Hundreds of thousands turn out across UK for global climate strike
Hundreds of thousands of people led by school children have taken part in protests across the UK, calling for urgent action to tackle climate change.
Children and students walked out of lessons and lectures and were joined by parents, campaigners and workers as part of global climate strikes which look set to be the largest environmental protests in history.
Organisers claim that around 100,000 people have taken part in a rally in central London, with more than 20,000 thought to have marched in Edinburgh and 10,000 in Brighton as crowds flocked on to the streets around the UK.
In London, Labour leader Jeremy Corbyn told the youngsters in the crowd that “you and a whole generation have brought the issue centre stage and I am absolutely delighted about that”.
He criticised US President Donald Trump for his failure to act on climate change and had a message for Brazil’s President Jair Bolsonaro that he wanted to work with him to preserve and protect the Amazon rainforest.
One of the protesters, Jessica Ahmed, 16, from Barnet, north London, said: “School is important but so is my future,” and called on the Government to acknowledge the severity of the climate crisis.
“If politicians were taking the appropriate action we need and had been taking this action a long time ago when it was recognised the world was changing in a negative way, then I would not have to be skipping school.”
In Belfast, organisers put the turnout at between 3,000 and 4,000, with young people taking over the Corn Market area of the city centre and staging a “mass die-in”, before marching towards City Hall.
Thousands of protesters, including hundreds of children, many wearing school uniform, gathered in Birmingham’s Victoria Square before marching through nearby streets.
Some of Friday’s first protests were held in Australia, where an estimated 300,000 people gathered at more than 100 rallies calling for action to guard against climate change.
Demonstrations were also being held across parts of Asia, Africa and in European cities ahead of rallies in the US, as part of a movement inspired by teenage activist Greta Thunberg which has snowballed into mass protests around the world.

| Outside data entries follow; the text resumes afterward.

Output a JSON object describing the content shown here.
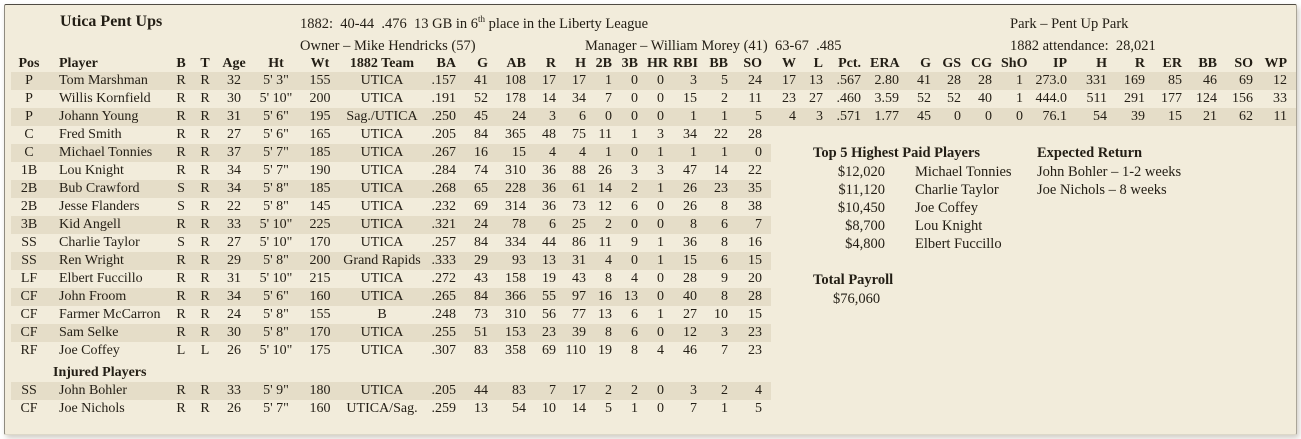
{
  "header": {
    "team_name": "Utica Pent Ups",
    "record_prefix": "1882:  40-44  .476  13 GB in 6",
    "record_sup": "th",
    "record_suffix": " place in the Liberty League",
    "park": "Park – Pent Up Park",
    "owner": "Owner – Mike Hendricks (57)",
    "manager": "Manager – William Morey (41)  63-67  .485",
    "attendance": "1882 attendance:  28,021"
  },
  "roster": {
    "columns": [
      "Pos",
      "Player",
      "B",
      "T",
      "Age",
      "Ht",
      "Wt",
      "1882 Team",
      "BA",
      "G",
      "AB",
      "R",
      "H",
      "2B",
      "3B",
      "HR",
      "RBI",
      "BB",
      "SO",
      "W",
      "L",
      "Pct.",
      "ERA",
      "G",
      "GS",
      "CG",
      "ShO",
      "IP",
      "H",
      "R",
      "ER",
      "BB",
      "SO",
      "WP"
    ],
    "rows": [
      [
        "P",
        "Tom Marshman",
        "R",
        "R",
        "32",
        "5' 3\"",
        "155",
        "UTICA",
        ".157",
        "41",
        "108",
        "17",
        "17",
        "1",
        "0",
        "0",
        "3",
        "5",
        "24",
        "17",
        "13",
        ".567",
        "2.80",
        "41",
        "28",
        "28",
        "1",
        "273.0",
        "331",
        "169",
        "85",
        "46",
        "69",
        "12"
      ],
      [
        "P",
        "Willis Kornfield",
        "R",
        "R",
        "30",
        "5' 10\"",
        "200",
        "UTICA",
        ".191",
        "52",
        "178",
        "14",
        "34",
        "7",
        "0",
        "0",
        "15",
        "2",
        "11",
        "23",
        "27",
        ".460",
        "3.59",
        "52",
        "52",
        "40",
        "1",
        "444.0",
        "511",
        "291",
        "177",
        "124",
        "156",
        "33"
      ],
      [
        "P",
        "Johann Young",
        "R",
        "R",
        "31",
        "5' 6\"",
        "195",
        "Sag./UTICA",
        ".250",
        "45",
        "24",
        "3",
        "6",
        "0",
        "0",
        "0",
        "1",
        "1",
        "5",
        "4",
        "3",
        ".571",
        "1.77",
        "45",
        "0",
        "0",
        "0",
        "76.1",
        "54",
        "39",
        "15",
        "21",
        "62",
        "11"
      ],
      [
        "C",
        "Fred Smith",
        "R",
        "R",
        "27",
        "5' 6\"",
        "165",
        "UTICA",
        ".205",
        "84",
        "365",
        "48",
        "75",
        "11",
        "1",
        "3",
        "34",
        "22",
        "28",
        "",
        "",
        "",
        "",
        "",
        "",
        "",
        "",
        "",
        "",
        "",
        "",
        "",
        "",
        ""
      ],
      [
        "C",
        "Michael Tonnies",
        "R",
        "R",
        "37",
        "5' 7\"",
        "185",
        "UTICA",
        ".267",
        "16",
        "15",
        "4",
        "4",
        "1",
        "0",
        "1",
        "1",
        "1",
        "0",
        "",
        "",
        "",
        "",
        "",
        "",
        "",
        "",
        "",
        "",
        "",
        "",
        "",
        "",
        ""
      ],
      [
        "1B",
        "Lou Knight",
        "R",
        "R",
        "34",
        "5' 7\"",
        "190",
        "UTICA",
        ".284",
        "74",
        "310",
        "36",
        "88",
        "26",
        "3",
        "3",
        "47",
        "14",
        "22",
        "",
        "",
        "",
        "",
        "",
        "",
        "",
        "",
        "",
        "",
        "",
        "",
        "",
        "",
        ""
      ],
      [
        "2B",
        "Bub Crawford",
        "S",
        "R",
        "34",
        "5' 8\"",
        "185",
        "UTICA",
        ".268",
        "65",
        "228",
        "36",
        "61",
        "14",
        "2",
        "1",
        "26",
        "23",
        "35",
        "",
        "",
        "",
        "",
        "",
        "",
        "",
        "",
        "",
        "",
        "",
        "",
        "",
        "",
        ""
      ],
      [
        "2B",
        "Jesse Flanders",
        "S",
        "R",
        "22",
        "5' 8\"",
        "145",
        "UTICA",
        ".232",
        "69",
        "314",
        "36",
        "73",
        "12",
        "6",
        "0",
        "26",
        "8",
        "38",
        "",
        "",
        "",
        "",
        "",
        "",
        "",
        "",
        "",
        "",
        "",
        "",
        "",
        "",
        ""
      ],
      [
        "3B",
        "Kid Angell",
        "R",
        "R",
        "33",
        "5' 10\"",
        "225",
        "UTICA",
        ".321",
        "24",
        "78",
        "6",
        "25",
        "2",
        "0",
        "0",
        "8",
        "6",
        "7",
        "",
        "",
        "",
        "",
        "",
        "",
        "",
        "",
        "",
        "",
        "",
        "",
        "",
        "",
        ""
      ],
      [
        "SS",
        "Charlie Taylor",
        "S",
        "R",
        "27",
        "5' 10\"",
        "170",
        "UTICA",
        ".257",
        "84",
        "334",
        "44",
        "86",
        "11",
        "9",
        "1",
        "36",
        "8",
        "16",
        "",
        "",
        "",
        "",
        "",
        "",
        "",
        "",
        "",
        "",
        "",
        "",
        "",
        "",
        ""
      ],
      [
        "SS",
        "Ren Wright",
        "R",
        "R",
        "29",
        "5' 8\"",
        "200",
        "Grand Rapids",
        ".333",
        "29",
        "93",
        "13",
        "31",
        "4",
        "0",
        "1",
        "15",
        "6",
        "15",
        "",
        "",
        "",
        "",
        "",
        "",
        "",
        "",
        "",
        "",
        "",
        "",
        "",
        "",
        ""
      ],
      [
        "LF",
        "Elbert Fuccillo",
        "R",
        "R",
        "31",
        "5' 10\"",
        "215",
        "UTICA",
        ".272",
        "43",
        "158",
        "19",
        "43",
        "8",
        "4",
        "0",
        "28",
        "9",
        "20",
        "",
        "",
        "",
        "",
        "",
        "",
        "",
        "",
        "",
        "",
        "",
        "",
        "",
        "",
        ""
      ],
      [
        "CF",
        "John Froom",
        "R",
        "R",
        "34",
        "5' 6\"",
        "160",
        "UTICA",
        ".265",
        "84",
        "366",
        "55",
        "97",
        "16",
        "13",
        "0",
        "40",
        "8",
        "28",
        "",
        "",
        "",
        "",
        "",
        "",
        "",
        "",
        "",
        "",
        "",
        "",
        "",
        "",
        ""
      ],
      [
        "CF",
        "Farmer McCarron",
        "R",
        "R",
        "24",
        "5' 8\"",
        "155",
        "B",
        ".248",
        "73",
        "310",
        "56",
        "77",
        "13",
        "6",
        "1",
        "27",
        "10",
        "15",
        "",
        "",
        "",
        "",
        "",
        "",
        "",
        "",
        "",
        "",
        "",
        "",
        "",
        "",
        ""
      ],
      [
        "CF",
        "Sam Selke",
        "R",
        "R",
        "30",
        "5' 8\"",
        "170",
        "UTICA",
        ".255",
        "51",
        "153",
        "23",
        "39",
        "8",
        "6",
        "0",
        "12",
        "3",
        "23",
        "",
        "",
        "",
        "",
        "",
        "",
        "",
        "",
        "",
        "",
        "",
        "",
        "",
        "",
        ""
      ],
      [
        "RF",
        "Joe Coffey",
        "L",
        "L",
        "26",
        "5' 10\"",
        "175",
        "UTICA",
        ".307",
        "83",
        "358",
        "69",
        "110",
        "19",
        "8",
        "4",
        "46",
        "7",
        "23",
        "",
        "",
        "",
        "",
        "",
        "",
        "",
        "",
        "",
        "",
        "",
        "",
        "",
        "",
        ""
      ]
    ],
    "injured_title": "Injured Players",
    "injured_rows": [
      [
        "SS",
        "John Bohler",
        "R",
        "R",
        "33",
        "5' 9\"",
        "180",
        "UTICA",
        ".205",
        "44",
        "83",
        "7",
        "17",
        "2",
        "2",
        "0",
        "3",
        "2",
        "4",
        "",
        "",
        "",
        "",
        "",
        "",
        "",
        "",
        "",
        "",
        "",
        "",
        "",
        "",
        ""
      ],
      [
        "CF",
        "Joe Nichols",
        "R",
        "R",
        "26",
        "5' 7\"",
        "160",
        "UTICA/Sag.",
        ".259",
        "13",
        "54",
        "10",
        "14",
        "5",
        "1",
        "0",
        "7",
        "1",
        "5",
        "",
        "",
        "",
        "",
        "",
        "",
        "",
        "",
        "",
        "",
        "",
        "",
        "",
        "",
        ""
      ]
    ]
  },
  "panel": {
    "paid_title": "Top 5 Highest Paid Players",
    "paid": [
      {
        "amount": "$12,020",
        "name": "Michael Tonnies"
      },
      {
        "amount": "$11,120",
        "name": "Charlie Taylor"
      },
      {
        "amount": "$10,450",
        "name": "Joe Coffey"
      },
      {
        "amount": "$8,700",
        "name": "Lou Knight"
      },
      {
        "amount": "$4,800",
        "name": "Elbert Fuccillo"
      }
    ],
    "expected_title": "Expected Return",
    "expected": [
      "John Bohler – 1-2 weeks",
      "Joe Nichols – 8 weeks"
    ],
    "payroll_title": "Total Payroll",
    "payroll_total": "$76,060"
  },
  "colors": {
    "paper": "#f2ecdb",
    "stripe": "#e5ddc8",
    "text": "#231e15",
    "border_dark": "#4f4b43"
  }
}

Some ministers and school leaders spoke out against pupils missing school to take part in the protests, but London Mayor Sadiq Khan, Green Party MP Caroline Lucas and Liberal Democrat leader Jo Swinson were among those backing the walkout for the Youth Strike 4 Climate campaign.
Some companies were actively helping staff take part by closing stores and offices, including Patagonia and Ben & Jerry’s, whose sign on its central London shop on Wardour Street read: “Gone striking. Because ya know, the planet.”
The Metropolitan Police said two adults had been arrested on The Strand in central London – where XR Universities, an Extinction Rebellion group, are holding a protest – in breach of an order dictating protesters must gather in a specific place in Westminster.
The protests come ahead of a climate summit at the UN next week convened by secretary-general Antonio Guterres to urge countries to up their climate efforts.
Much steeper measures are needed across the globe to prevent temperature rises of more than 1.5C (2.7F) or 2C (3.6F) to avoid the worst impacts of climate change.
As if to underline the urgency, as people took to the streets of the UK, the mercury climbed to well above what is normal for the time of year.
The UK Student Climate Network (UKSCN) said more than 200 events were taking place across the UK, with, for the first time, adults being encouraged to join the youngsters as they strike.
UKSCN wants politicians to bring in a Green New Deal to cut the UK’s emissions to zero and improve lives, changes to education to equip youngsters to deal with the climate crisis, and votes at 16 to give them a voice.
Among the many trade unions throwing their weight behind the strikes are the TUC Congress, the University and College Union and Unite, while environmental campaigners, aid agencies and faith groups joined the protests.